Column Types

DJ’s type system is based on Apache Spark SQL types. This ensures compatibility with Spark-based query engines and provides a familiar type system for users working with big data platforms.

Specifying Types

How you specify types depends on the node type:

Source nodes: You can manually specify column types as strings, or DJ can automatically infer types by connecting to the external table via table reflection.

# Example: Specifying column types for a source node
columns:
  - name: user_id
    type: bigint
  - name: username
    type: string
  - name: metadata
    type: map<string, string>
  - name: tags
    type: array<string>

Transform, dimension, and metric nodes: DJ automatically parses your SQL query and infers column types based on the expressions and upstream node types. You don’t need to specify types manually.

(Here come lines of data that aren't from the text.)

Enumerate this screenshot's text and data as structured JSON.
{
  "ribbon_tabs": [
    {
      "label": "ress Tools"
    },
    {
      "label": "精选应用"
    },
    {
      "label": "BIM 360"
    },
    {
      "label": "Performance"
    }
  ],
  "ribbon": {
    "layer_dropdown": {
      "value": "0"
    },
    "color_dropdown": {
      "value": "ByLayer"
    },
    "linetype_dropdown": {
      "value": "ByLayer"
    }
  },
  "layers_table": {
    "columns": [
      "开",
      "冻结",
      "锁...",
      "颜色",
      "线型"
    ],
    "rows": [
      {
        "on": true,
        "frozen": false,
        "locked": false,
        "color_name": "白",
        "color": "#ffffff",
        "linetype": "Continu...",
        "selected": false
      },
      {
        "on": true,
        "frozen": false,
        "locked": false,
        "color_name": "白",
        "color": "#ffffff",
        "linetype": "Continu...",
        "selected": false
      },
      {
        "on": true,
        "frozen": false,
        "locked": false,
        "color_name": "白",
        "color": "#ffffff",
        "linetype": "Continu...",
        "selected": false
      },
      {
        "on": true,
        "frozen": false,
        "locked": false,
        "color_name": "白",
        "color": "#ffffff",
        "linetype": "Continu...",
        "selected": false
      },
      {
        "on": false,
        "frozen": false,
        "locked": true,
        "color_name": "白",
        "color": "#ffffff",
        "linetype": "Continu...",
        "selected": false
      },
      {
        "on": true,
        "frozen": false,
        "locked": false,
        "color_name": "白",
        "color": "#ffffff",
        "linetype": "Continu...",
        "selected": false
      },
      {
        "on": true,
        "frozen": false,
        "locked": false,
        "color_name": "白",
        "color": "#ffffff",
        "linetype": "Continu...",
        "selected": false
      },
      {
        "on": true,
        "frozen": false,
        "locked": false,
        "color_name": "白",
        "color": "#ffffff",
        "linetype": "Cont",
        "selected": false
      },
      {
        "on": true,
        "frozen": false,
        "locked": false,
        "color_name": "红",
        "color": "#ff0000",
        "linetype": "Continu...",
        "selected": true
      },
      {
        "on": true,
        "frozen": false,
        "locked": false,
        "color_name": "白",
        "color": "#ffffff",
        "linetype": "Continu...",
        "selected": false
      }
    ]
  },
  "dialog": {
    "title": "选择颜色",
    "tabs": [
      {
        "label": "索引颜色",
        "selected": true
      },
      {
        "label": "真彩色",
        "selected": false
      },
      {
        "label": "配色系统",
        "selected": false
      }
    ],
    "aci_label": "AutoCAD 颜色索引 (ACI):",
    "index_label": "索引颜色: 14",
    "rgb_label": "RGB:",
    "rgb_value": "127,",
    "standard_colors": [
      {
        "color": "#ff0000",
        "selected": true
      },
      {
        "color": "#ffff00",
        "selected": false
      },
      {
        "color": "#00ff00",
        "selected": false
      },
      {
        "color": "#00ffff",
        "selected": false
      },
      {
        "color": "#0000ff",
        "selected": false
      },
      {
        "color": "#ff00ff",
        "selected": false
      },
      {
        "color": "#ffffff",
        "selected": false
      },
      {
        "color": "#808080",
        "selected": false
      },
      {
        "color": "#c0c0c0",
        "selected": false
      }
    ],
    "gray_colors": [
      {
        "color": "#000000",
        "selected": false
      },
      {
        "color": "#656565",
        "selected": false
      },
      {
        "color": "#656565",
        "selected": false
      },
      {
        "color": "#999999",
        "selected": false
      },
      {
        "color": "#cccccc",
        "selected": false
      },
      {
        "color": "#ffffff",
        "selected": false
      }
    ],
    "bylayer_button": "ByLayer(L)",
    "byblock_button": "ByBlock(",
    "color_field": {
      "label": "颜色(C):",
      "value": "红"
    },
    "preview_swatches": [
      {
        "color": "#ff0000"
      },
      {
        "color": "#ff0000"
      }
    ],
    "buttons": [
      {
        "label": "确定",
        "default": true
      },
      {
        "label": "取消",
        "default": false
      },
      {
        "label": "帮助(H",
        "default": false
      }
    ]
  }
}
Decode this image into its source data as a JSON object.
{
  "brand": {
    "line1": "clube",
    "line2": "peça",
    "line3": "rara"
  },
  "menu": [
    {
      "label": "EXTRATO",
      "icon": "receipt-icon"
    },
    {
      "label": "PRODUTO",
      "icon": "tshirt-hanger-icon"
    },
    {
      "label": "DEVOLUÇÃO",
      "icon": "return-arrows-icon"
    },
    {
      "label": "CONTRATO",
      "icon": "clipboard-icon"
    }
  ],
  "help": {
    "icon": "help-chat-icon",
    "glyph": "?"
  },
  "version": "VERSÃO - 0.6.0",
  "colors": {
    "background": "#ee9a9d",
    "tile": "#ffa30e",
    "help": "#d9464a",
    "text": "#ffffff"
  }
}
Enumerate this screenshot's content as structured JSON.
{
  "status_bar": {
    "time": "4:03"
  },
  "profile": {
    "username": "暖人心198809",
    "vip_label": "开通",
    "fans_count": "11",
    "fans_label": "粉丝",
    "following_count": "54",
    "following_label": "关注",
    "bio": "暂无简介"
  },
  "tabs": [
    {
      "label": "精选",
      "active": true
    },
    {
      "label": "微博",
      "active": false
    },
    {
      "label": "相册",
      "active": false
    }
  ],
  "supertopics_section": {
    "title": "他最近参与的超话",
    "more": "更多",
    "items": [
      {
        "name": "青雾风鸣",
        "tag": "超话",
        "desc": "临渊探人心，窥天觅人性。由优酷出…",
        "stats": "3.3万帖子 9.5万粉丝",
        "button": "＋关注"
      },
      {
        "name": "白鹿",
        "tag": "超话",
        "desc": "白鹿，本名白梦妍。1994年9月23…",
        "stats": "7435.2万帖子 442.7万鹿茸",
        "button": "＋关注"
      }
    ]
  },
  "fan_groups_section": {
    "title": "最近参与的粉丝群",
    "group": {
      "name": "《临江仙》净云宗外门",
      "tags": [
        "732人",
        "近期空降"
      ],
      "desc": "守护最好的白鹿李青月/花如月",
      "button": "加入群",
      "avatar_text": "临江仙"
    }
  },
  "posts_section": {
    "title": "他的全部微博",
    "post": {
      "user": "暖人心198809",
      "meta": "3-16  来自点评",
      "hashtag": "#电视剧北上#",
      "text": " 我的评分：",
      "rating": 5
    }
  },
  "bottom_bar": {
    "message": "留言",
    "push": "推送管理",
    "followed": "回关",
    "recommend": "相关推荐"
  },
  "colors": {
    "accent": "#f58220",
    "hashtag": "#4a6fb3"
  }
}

# Example: Transform node - types are inferred from the query
query: |
  SELECT
    user_id,                                -- inferred as bigint from source
    UPPER(username) AS username,            -- inferred as string
    CAST(created_at AS date) AS order_date  -- inferred as date from CAST
  FROM source.events  

Using CAST is a common way to explicitly control column types in your transforms.

Primitive Types

Numeric Types

TypeAliasesDescription
tinyint8-bit signed integer
smallint16-bit signed integer
intinteger32-bit signed integer
bigintlong64-bit signed integer
float32-bit floating point
double64-bit floating point
decimal(p, s)Fixed-precision decimal (precision and scale up to 38)

Example:

SELECT
    CAST(quantity AS int),
    CAST(price AS decimal(10, 2)),
    CAST(large_value AS bigint)
FROM orders

Boolean Type

TypeAliasesDescription
booleanboolTrue or false values

String Types

TypeAliasesDescription
stringstrArbitrary-length UTF-8 character sequence
varcharvarchar(n)Variable-length character string, optionally with max length

Example:

SELECT
    CAST(name AS string),
    CAST(code AS varchar(10))
FROM products

Date and Time Types

TypeAliasesDescription
dateCalendar date (year, month, day) without time or timezone
timeTime of day without date or timezone (microsecond precision)
timestampdatetimeDate and time without timezone (microsecond precision)
timestamptzDate and time with timezone, stored as UTC

Example:

SELECT
    CAST(order_date AS date),
    CAST(created_at AS timestamp),
    CAST(event_time AS timestamptz)
FROM events

Binary Types

TypeAliasesDescription
binarybyte, bytesArbitrary-length byte array

Other Types

TypeDescription
uuidUniversally unique identifier
nullRepresents missing or unknown values

Complex Types

DJ supports Spark’s complex types for nested and structured data.

Struct

A struct is a collection of named fields, each with its own type. Use struct<field_name type, ...> syntax.

-- Struct type definition
struct<name string, age int, active boolean>

-- Accessing struct fields
SELECT user_info.name, user_info.age FROM users

Array

An array is an ordered collection of elements of the same type. Use array<element_type> syntax.

-- Array type definition
array<string>
array<int>
array<struct<id int, value double>>

-- Working with arrays
SELECT tags[0], SIZE(tags) FROM items

Map

A map is a collection of key-value pairs. Use map<key_type, value_type> syntax.

-- Map type definition
map<string, int>
map<string, array<double>>

-- Accessing map values
SELECT properties['color'], properties['size'] FROM products

Interval Types

Interval types represent time durations and are useful for date/time arithmetic.

TypeDescription
INTERVAL DAY TO SECONDDuration in days, hours, minutes, seconds
INTERVAL YEAR TO MONTHDuration in years and months

Example:

SELECT
    order_date + INTERVAL 30 DAY,
    subscription_start + INTERVAL 1 YEAR
FROM subscriptions

Type Compatibility

DJ performs type checking and will report errors when incompatible types are used. Types within the same category are generally compatible:

  • Numeric types: Can be compared and used in arithmetic operations together. Smaller types are promoted to larger types (e.g., int to bigint).
  • String types: string and varchar are compatible.
  • Date/time types: Can be compared within the same category.

Type Casting

Use CAST to convert between types:

SELECT
    CAST(string_column AS int),
    CAST(int_column AS double),
    CAST(timestamp_column AS date),
    CAST(number AS string)
FROM my_table